Liberty Media logoThis is one reason why Liberty Media says today that it will spin off its 26% ownership stake in Charter along with other assets in a publicly traded entity to be called Liberty Broadband. John Malone’s company originally planned to have a tracking stock. But the change will offer investors “greater choice, enhanced transparency, [and is] well timed with Charter’s agreements with Comcast,” Liberty CEO Greg Maffei told analysts. Charter will buy 1.4M subs from Comcast and pick up a 33% stake in a new company (temporarily called SpinCo) with 2.5M subs. That will make Charter “first stop for other cable sales,” Maffei says. The dealmaking process will be “made more easy by having a separated Liberty Broadband stock.”
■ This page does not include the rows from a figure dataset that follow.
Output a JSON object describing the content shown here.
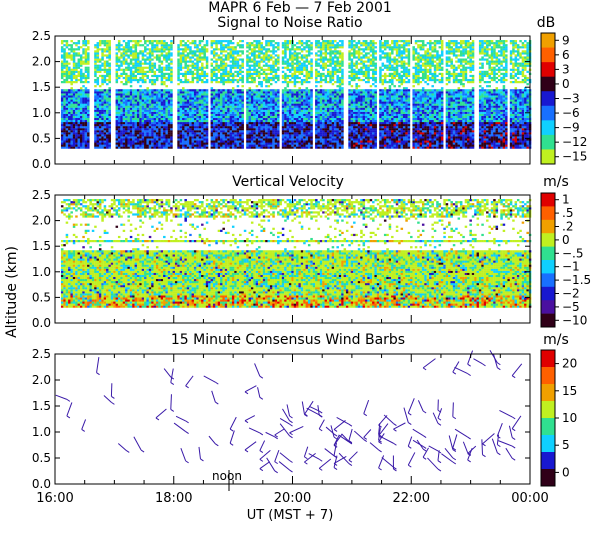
{
  "header": {
    "title": "MAPR   6 Feb  —  7 Feb 2001"
  },
  "x_axis": {
    "ticks": [
      "16:00",
      "18:00",
      "20:00",
      "22:00",
      "00:00"
    ],
    "label": "UT  (MST + 7)",
    "noon_label": "noon"
  },
  "y_axis_shared_label": "Altitude (km)",
  "colors": {
    "background": "#ffffff",
    "axis": "#000000",
    "barb": "#3a1aa8"
  },
  "chart_data": [
    {
      "type": "heatmap",
      "id": "snr",
      "title": "Signal to Noise Ratio",
      "units": "dB",
      "xlim": [
        16,
        24
      ],
      "ylim": [
        0,
        2.5
      ],
      "yticks": [
        "0.0",
        "0.5",
        "1.0",
        "1.5",
        "2.0",
        "2.5"
      ],
      "colorbar": {
        "labels": [
          "9",
          "6",
          "3",
          "0",
          "−3",
          "−6",
          "−9",
          "−12",
          "−15"
        ],
        "colors": [
          "#f0a000",
          "#ff6000",
          "#e00000",
          "#300018",
          "#1818d0",
          "#1870ff",
          "#10d0ff",
          "#30e090",
          "#c0f020"
        ]
      },
      "gaps_hours": [
        [
          16.9,
          17.0
        ],
        [
          17.95,
          18.05
        ],
        [
          18.55,
          18.6
        ],
        [
          19.15,
          19.2
        ],
        [
          19.75,
          19.8
        ],
        [
          20.3,
          20.35
        ],
        [
          20.85,
          20.9
        ],
        [
          21.4,
          21.45
        ],
        [
          21.95,
          22.0
        ],
        [
          22.5,
          22.55
        ],
        [
          23.05,
          23.1
        ],
        [
          23.6,
          23.65
        ]
      ],
      "mid_gap_km": [
        1.45,
        1.55
      ]
    },
    {
      "type": "heatmap",
      "id": "vertical-velocity",
      "title": "Vertical Velocity",
      "units": "m/s",
      "xlim": [
        16,
        24
      ],
      "ylim": [
        0,
        2.5
      ],
      "yticks": [
        "0.0",
        "0.5",
        "1.0",
        "1.5",
        "2.0",
        "2.5"
      ],
      "colorbar": {
        "labels": [
          "1",
          ".5",
          ".2",
          "0",
          "−.5",
          "−1",
          "−1.5",
          "−2",
          "−5",
          "−10"
        ],
        "colors": [
          "#e00000",
          "#ff6000",
          "#f0a000",
          "#c0f020",
          "#30e090",
          "#10d0ff",
          "#1870ff",
          "#1818d0",
          "#4a10a0",
          "#300018"
        ]
      }
    },
    {
      "type": "scatter",
      "id": "wind-barbs",
      "title": "15 Minute Consensus Wind Barbs",
      "units": "m/s",
      "xlim": [
        16,
        24
      ],
      "ylim": [
        0,
        2.5
      ],
      "yticks": [
        "0.0",
        "0.5",
        "1.0",
        "1.5",
        "2.0",
        "2.5"
      ],
      "colorbar": {
        "labels": [
          "20",
          "15",
          "10",
          "5",
          "0"
        ],
        "colors": [
          "#e00000",
          "#ff6000",
          "#f0a000",
          "#c0f020",
          "#30e090",
          "#10d0ff",
          "#1818d0",
          "#300018"
        ]
      }
    }
  ]
}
Like most Malone deals, this one is complicated by his efforts to minimize taxes. Investors will receive a fourth of a share in Liberty Broadband for each Liberty Media share they own. They’ll also receive a subscription right to buy a particular class of Liberty Broadband shares. They can buy one of these Series C shares for each share they own in Liberty Media.

Maffei says that Liberty’s agreements with Charter don’t include a non-compete clause. But it’s “unlikely that we would go outside of them in the U.S.” to enter the cable business. “Inside the U.S. they seem to be the best game in town.” Liberty and Charter also can’t raise their stakes in SpinCo for now if they want to keep it tax-free. Maffei says, though that “some day it might be combined with Charter.”